By way of background, Skye Mineral Partners, LLC’s (the LLC) operating subsidiary owned valuable mineral deposits. Under the operating agreement, the approval of the minority members was necessary for the LLC to obtain financing. After the minority members’ designated manager to the board learned that the mineral deposits of the subsidiary were worth $600 million, the minority members and their designated manager, who was beholden financially to the minority members, devised a plan to acquire the LLC subsidiary’s debt, and then exercise the minority member’ contract right to block refinancing that was necessary to continue the subsidiary’s operations and service the debt. Their plan was to force the subsidiary into bankruptcy, where its assets were purchased by affiliates of the minority members for $40 million.

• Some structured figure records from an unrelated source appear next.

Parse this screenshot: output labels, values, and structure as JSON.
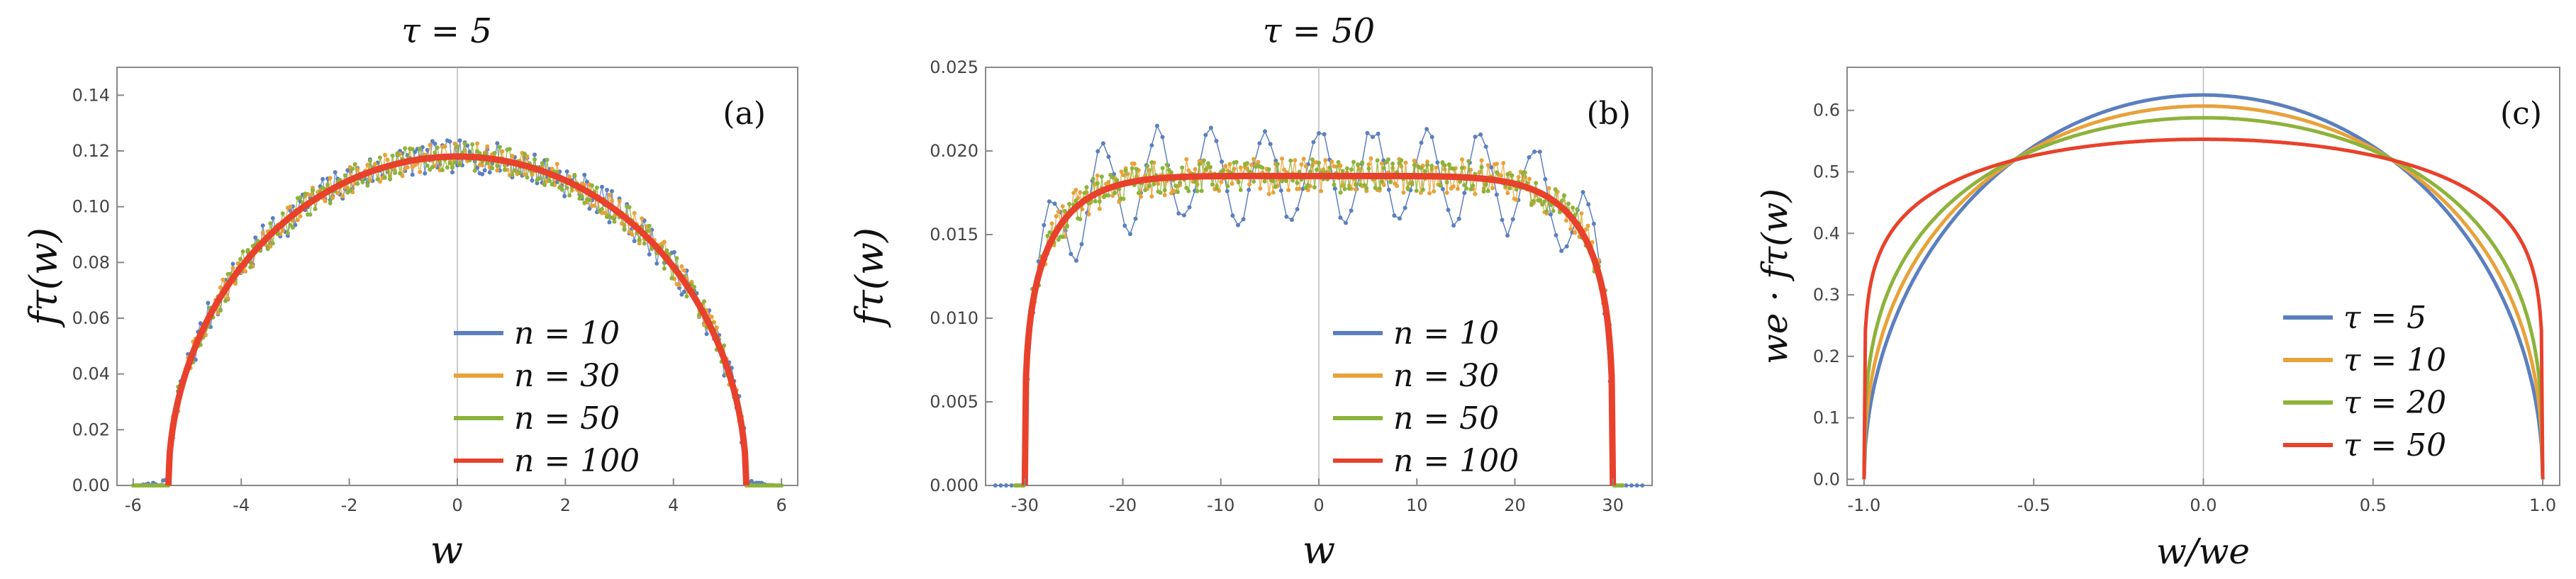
{
  "figure": {
    "panels": [
      "a",
      "b",
      "c"
    ]
  },
  "chart_data": [
    {
      "type": "line",
      "title": "τ = 5",
      "panel_label": "(a)",
      "xlabel": "w",
      "ylabel": "fτ(w)",
      "xlim": [
        -6.3,
        6.3
      ],
      "ylim": [
        0,
        0.15
      ],
      "xticks": [
        -6,
        -4,
        -2,
        0,
        2,
        4,
        6
      ],
      "xticklabels": [
        "-6",
        "-4",
        "-2",
        "0",
        "2",
        "4",
        "6"
      ],
      "yticks": [
        0,
        0.02,
        0.04,
        0.06,
        0.08,
        0.1,
        0.12,
        0.14
      ],
      "yticklabels": [
        "0.00",
        "0.02",
        "0.04",
        "0.06",
        "0.08",
        "0.10",
        "0.12",
        "0.14"
      ],
      "support_halfwidth": 5.35,
      "peak": 0.118,
      "legend_position": "bottom-right",
      "series": [
        {
          "name": "n = 10",
          "label": "n = 10",
          "color": "#5b7fbf",
          "style": "noisy-dots",
          "noise": 0.006,
          "spread_tails": true
        },
        {
          "name": "n = 30",
          "label": "n = 30",
          "color": "#e8a23a",
          "style": "noisy-dots",
          "noise": 0.005
        },
        {
          "name": "n = 50",
          "label": "n = 50",
          "color": "#8db33a",
          "style": "noisy-dots",
          "noise": 0.005
        },
        {
          "name": "n = 100",
          "label": "n = 100",
          "color": "#e8412c",
          "style": "smooth",
          "noise": 0
        }
      ]
    },
    {
      "type": "line",
      "title": "τ = 50",
      "panel_label": "(b)",
      "xlabel": "w",
      "ylabel": "fτ(w)",
      "xlim": [
        -34,
        34
      ],
      "ylim": [
        0,
        0.025
      ],
      "xticks": [
        -30,
        -20,
        -10,
        0,
        10,
        20,
        30
      ],
      "xticklabels": [
        "-30",
        "-20",
        "-10",
        "0",
        "10",
        "20",
        "30"
      ],
      "yticks": [
        0,
        0.005,
        0.01,
        0.015,
        0.02,
        0.025
      ],
      "yticklabels": [
        "0.000",
        "0.005",
        "0.010",
        "0.015",
        "0.020",
        "0.025"
      ],
      "support_halfwidth": 30,
      "peak": 0.0185,
      "legend_position": "bottom-right",
      "series": [
        {
          "name": "n = 10",
          "label": "n = 10",
          "color": "#5b7fbf",
          "style": "oscillating",
          "amplitude": 0.0032,
          "period": 5.5
        },
        {
          "name": "n = 30",
          "label": "n = 30",
          "color": "#e8a23a",
          "style": "noisy-dots",
          "noise": 0.0011
        },
        {
          "name": "n = 50",
          "label": "n = 50",
          "color": "#8db33a",
          "style": "noisy-dots",
          "noise": 0.001
        },
        {
          "name": "n = 100",
          "label": "n = 100",
          "color": "#e8412c",
          "style": "smooth",
          "noise": 0
        }
      ]
    },
    {
      "type": "line",
      "title": "",
      "panel_label": "(c)",
      "xlabel": "w/we",
      "ylabel": "we · fτ(w)",
      "xlim": [
        -1.05,
        1.05
      ],
      "ylim": [
        -0.01,
        0.67
      ],
      "xticks": [
        -1,
        -0.5,
        0,
        0.5,
        1
      ],
      "xticklabels": [
        "-1.0",
        "-0.5",
        "0.0",
        "0.5",
        "1.0"
      ],
      "yticks": [
        0,
        0.1,
        0.2,
        0.3,
        0.4,
        0.5,
        0.6
      ],
      "yticklabels": [
        "0.0",
        "0.1",
        "0.2",
        "0.3",
        "0.4",
        "0.5",
        "0.6"
      ],
      "legend_position": "bottom-right",
      "series": [
        {
          "name": "τ = 5",
          "label": "τ = 5",
          "color": "#5b7fbf",
          "peak": 0.625,
          "shape_exponent": 0.5
        },
        {
          "name": "τ = 10",
          "label": "τ = 10",
          "color": "#e8a23a",
          "peak": 0.607,
          "shape_exponent": 0.42
        },
        {
          "name": "τ = 20",
          "label": "τ = 20",
          "color": "#8db33a",
          "peak": 0.588,
          "shape_exponent": 0.33
        },
        {
          "name": "τ = 50",
          "label": "τ = 50",
          "color": "#e8412c",
          "peak": 0.553,
          "shape_exponent": 0.17
        }
      ]
    }
  ]
}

In Skye Mineral Investors, LLC, the court held that plaintiffs, the majority members of an LLC, pled claims for breach of the fiduciary duty of loyalty that minority members exploited their contract right to block and control financing decisions in bad faith to enable them to acquire the LLC’s assets on the cheap at the expense of the interests of the LLC and its members. The Court found that neither a provision in the operating agreement that waived fiduciary obligations for corporate opportunities, nor a provision that allowed members to vote in the member’s sole discretion, were sufficient to disclaim traditional fiduciary duties applicable to a general corporation. The Court reasoned that express disclaimer language in the operating agreement was necessary to exempt the default traditional fiduciary duties.
Applying traditional fiduciary duties, the court ruled that the plaintiffs had pled legally-sufficient claims that the minority members improperly exercised their control to prevent the majority members from financing the LLC subsidiary’s debt and operations to force the subsidiary into bankruptcy, where affiliates of the minority members were able to purchase its assets on the cheap. To have the duties of a controller, the court found that minority members exercised actual control via contractual blocking rights to “channel the corporation into a particular outcome,” that enabled them to prevent financing that effectively shut down the LLC.

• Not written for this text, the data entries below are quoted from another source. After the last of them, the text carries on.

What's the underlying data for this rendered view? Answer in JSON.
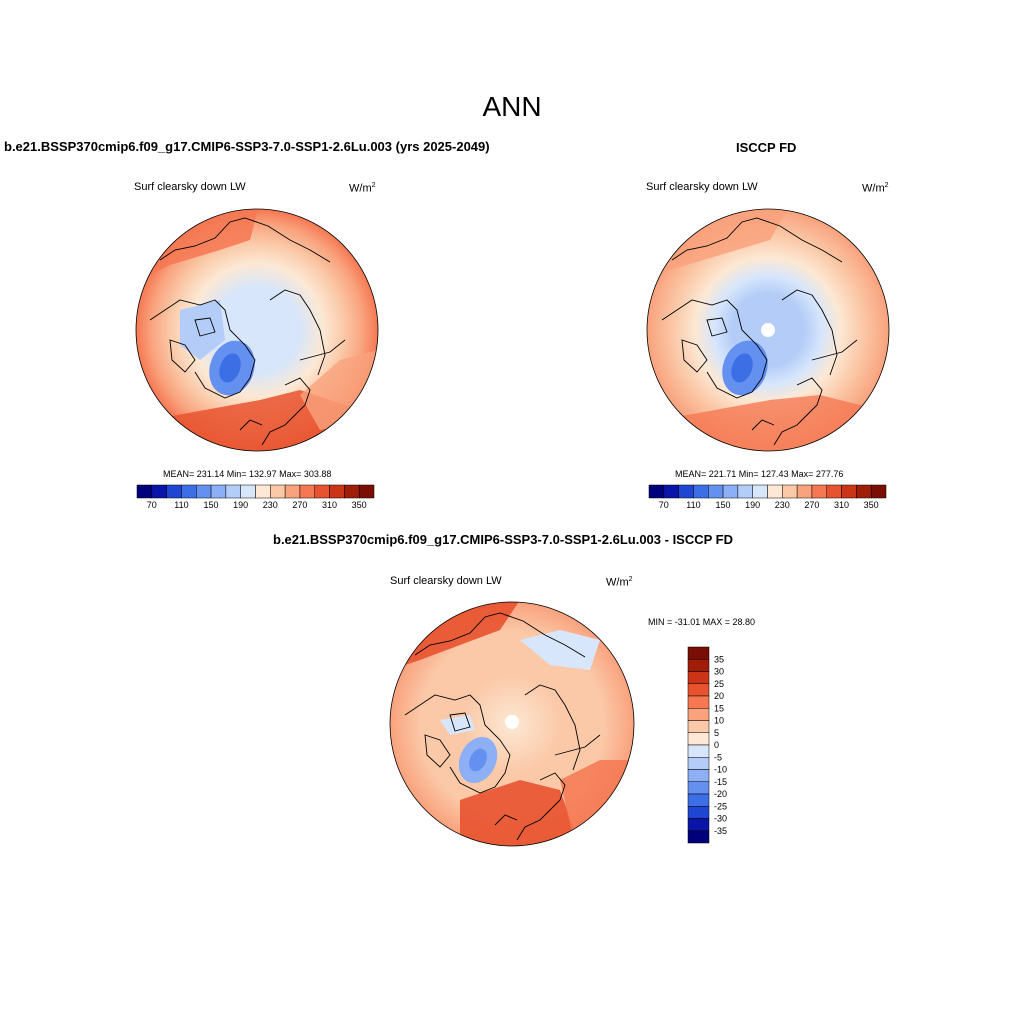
{
  "title": "ANN",
  "panels": [
    {
      "id": "model",
      "header": "b.e21.BSSP370cmip6.f09_g17.CMIP6-SSP3-7.0-SSP1-2.6Lu.003 (yrs 2025-2049)",
      "variable": "Surf clearsky down LW",
      "units_base": "W/m",
      "units_exp": "2",
      "stats": "MEAN= 231.14  Min= 132.97  Max= 303.88",
      "colorbar_labels": [
        "70",
        "110",
        "150",
        "190",
        "230",
        "270",
        "310",
        "350"
      ]
    },
    {
      "id": "obs",
      "header": "ISCCP FD",
      "variable": "Surf clearsky down LW",
      "units_base": "W/m",
      "units_exp": "2",
      "stats": "MEAN= 221.71  Min= 127.43  Max= 277.76",
      "colorbar_labels": [
        "70",
        "110",
        "150",
        "190",
        "230",
        "270",
        "310",
        "350"
      ]
    },
    {
      "id": "diff",
      "header": "b.e21.BSSP370cmip6.f09_g17.CMIP6-SSP3-7.0-SSP1-2.6Lu.003 - ISCCP FD",
      "variable": "Surf clearsky down LW",
      "units_base": "W/m",
      "units_exp": "2",
      "stats": "MIN = -31.01 MAX =  28.80",
      "colorbar_labels": [
        "35",
        "30",
        "25",
        "20",
        "15",
        "10",
        "5",
        "0",
        "-5",
        "-10",
        "-15",
        "-20",
        "-25",
        "-30",
        "-35"
      ]
    }
  ],
  "colors": {
    "abs_scale": [
      "#00007a",
      "#0a14a8",
      "#1e46d2",
      "#3c6ee6",
      "#6490f0",
      "#8caff5",
      "#b4cdf8",
      "#d7e6fb",
      "#fce8d4",
      "#fbc9a8",
      "#f9a27d",
      "#f57852",
      "#e8522f",
      "#cc3417",
      "#a01d0a",
      "#7a0d04"
    ],
    "diff_scale": [
      "#7a0d04",
      "#a01d0a",
      "#cc3417",
      "#e8522f",
      "#f57852",
      "#f9a27d",
      "#fbc9a8",
      "#fce8d4",
      "#d7e6fb",
      "#b4cdf8",
      "#8caff5",
      "#6490f0",
      "#3c6ee6",
      "#1e46d2",
      "#0a14a8",
      "#00007a"
    ]
  }
}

The Court also held that plaintiffs had pled sufficient claims that the minority members’ designated manager breached his fiduciary duty of loyalty. The Court explained that “[w]hen a fiduciary . . . intentionally ‘sit[s] back’ while his company ‘collapses’ so that another to whom he is beholden can buy the company’s assets ‘out of bankruptcy very cheap,’” the constituency manager’s divided loyalties may result in a breach of his duty of loyalty to the LLC and its members.